Re: [PATCH v2 2/2] pidmap(2)
From: Alexey Dobriyan
Date: Tue Sep 26 2017 - 14:46:56 EST
On Sun, Sep 24, 2017 at 02:27:00PM -0700, Andy Lutomirski wrote:
> On Sun, Sep 24, 2017 at 1:08 PM, Alexey Dobriyan <adobriyan@xxxxxxxxx> wrote:
> > From: Tatsiana Brouka <Tatsiana_Brouka@xxxxxxxx>
> >
> > Implement system call for bulk retrieveing of pids in binary form.
> >
> > Using /proc is slower than necessary: 3 syscalls + another 3 for each thread +
> > converting with atoi() + instantiating dentries and inodes.
> >
> > /proc may be not mounted especially in containers.
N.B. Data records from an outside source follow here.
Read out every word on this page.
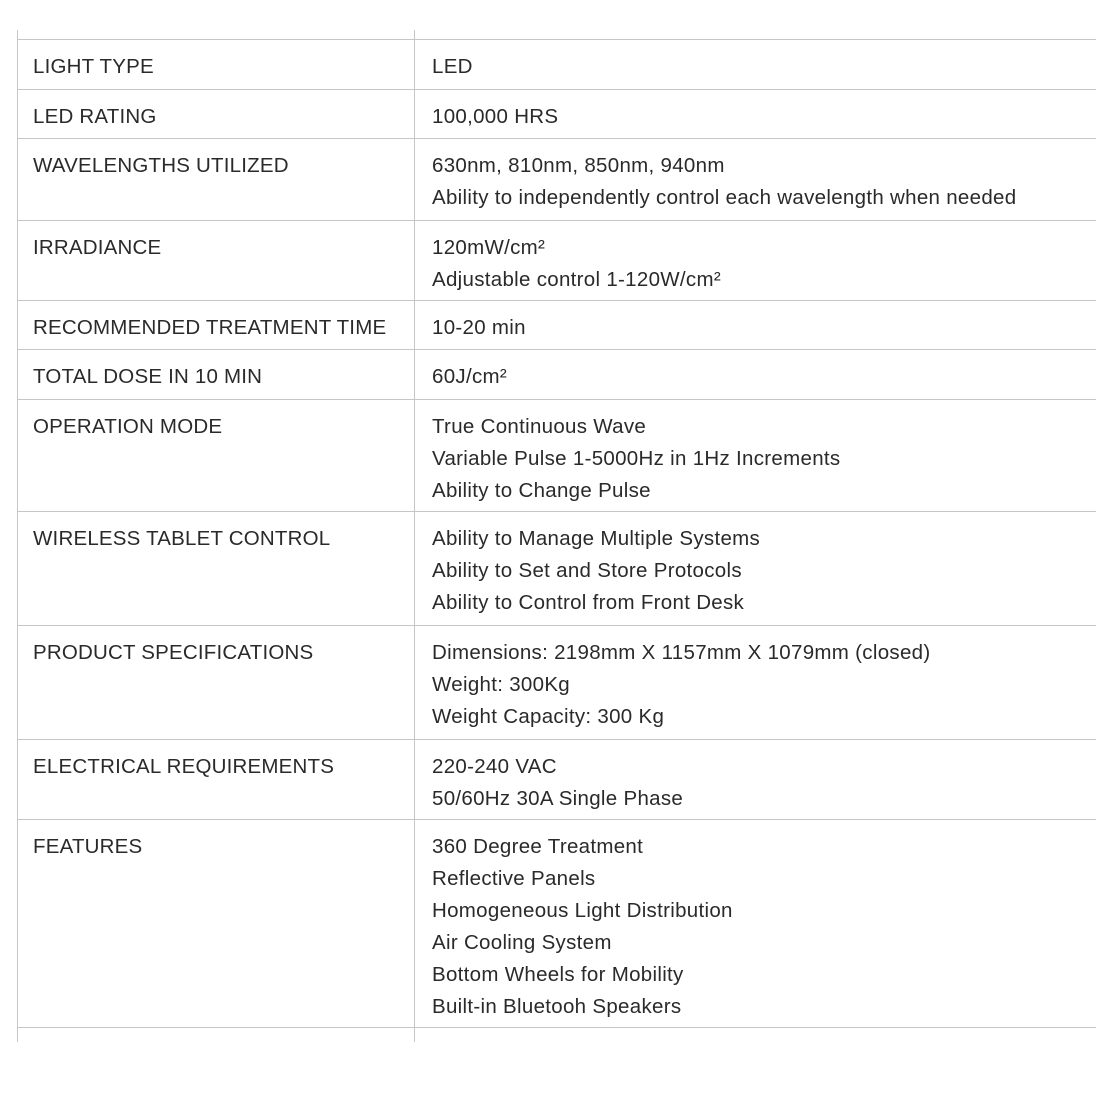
LIGHT TYPE	LED
LED RATING	100,000 HRS
WAVELENGTHS UTILIZED	630nm, 810nm, 850nm, 940nm
Ability to independently control each wavelength when needed
IRRADIANCE	120mW/cm²
Adjustable control 1-120W/cm²
RECOMMENDED TREATMENT TIME 10-20 min
TOTAL DOSE IN 10 MIN	60J/cm²
OPERATION MODE	True Continuous Wave
Variable Pulse 1-5000Hz in 1Hz Increments
Ability to Change Pulse
WIRELESS TABLET CONTROL	Ability to Manage Multiple Systems
Ability to Set and Store Protocols
Ability to Control from Front Desk
PRODUCT SPECIFICATIONS	Dimensions: 2198mm X 1157mm X 1079mm (closed)
Weight: 300Kg
Weight Capacity: 300 Kg
ELECTRICAL REQUIREMENTS	220-240 VAC
50/60Hz 30A Single Phase
FEATURES	360 Degree Treatment
Reflective Panels
Homogeneous Light Distribution
Air Cooling System
Bottom Wheels for Mobility
Built-in Bluetooh Speakers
Natural extension of
> > hidepid=2 efforts is to not mount /proc at all.
> >
> > It could be used by programs like ps, top or CRIU. Speed increase will
> > become more drastic once combined with bulk retrieval of process statistics.
> >
> > Benchmark:
> >
> > N=1<<16 times
> > ~130 processes (~250 task_structs) on a regular desktop system
> > opendir + readdir + closedir /proc + the same for every /proc/$PID/task
> > (roughly what htop(1) does) vs pidmap
> >
> > /proc 16.80 ± 0.73%
> > pidmap 0.06 ± 0.31%
> >
> > PIDMAP_* flags are modelled after /proc/task_diag patchset.
> >
> >
> > PIDMAP(2) Linux Programmer's Manual PIDMAP(2)
> >
> > NAME
> > pidmap - get allocated PIDs
> >
> > SYNOPSIS
> > long pidmap(pid_t pid, int *pids, unsigned int count , unsigned int start, int flags);
>
> I think we will seriously regret a syscall that does this. Djalal is
> working on fixing the turd that is hidepid, and this syscall is
> basically incompatible with ever fixing hidepids. I think that, to
> make it less regrettable, it needs to take an fd to a proc mount as a
> parameter. This makes me wonder why it's a syscall at all -- why not
> just create a new file like /proc/pids?
See reply to fdmap(2).
pidmap(2) is indeed more complex case exactly because of
pid/tgid/tid/everything else + pidnamespaces + ->hide_pid.
However the problem remains: query task tree without all the bullshit.
C/R people succumbed with /proc/*/children, it was a mistake IMO.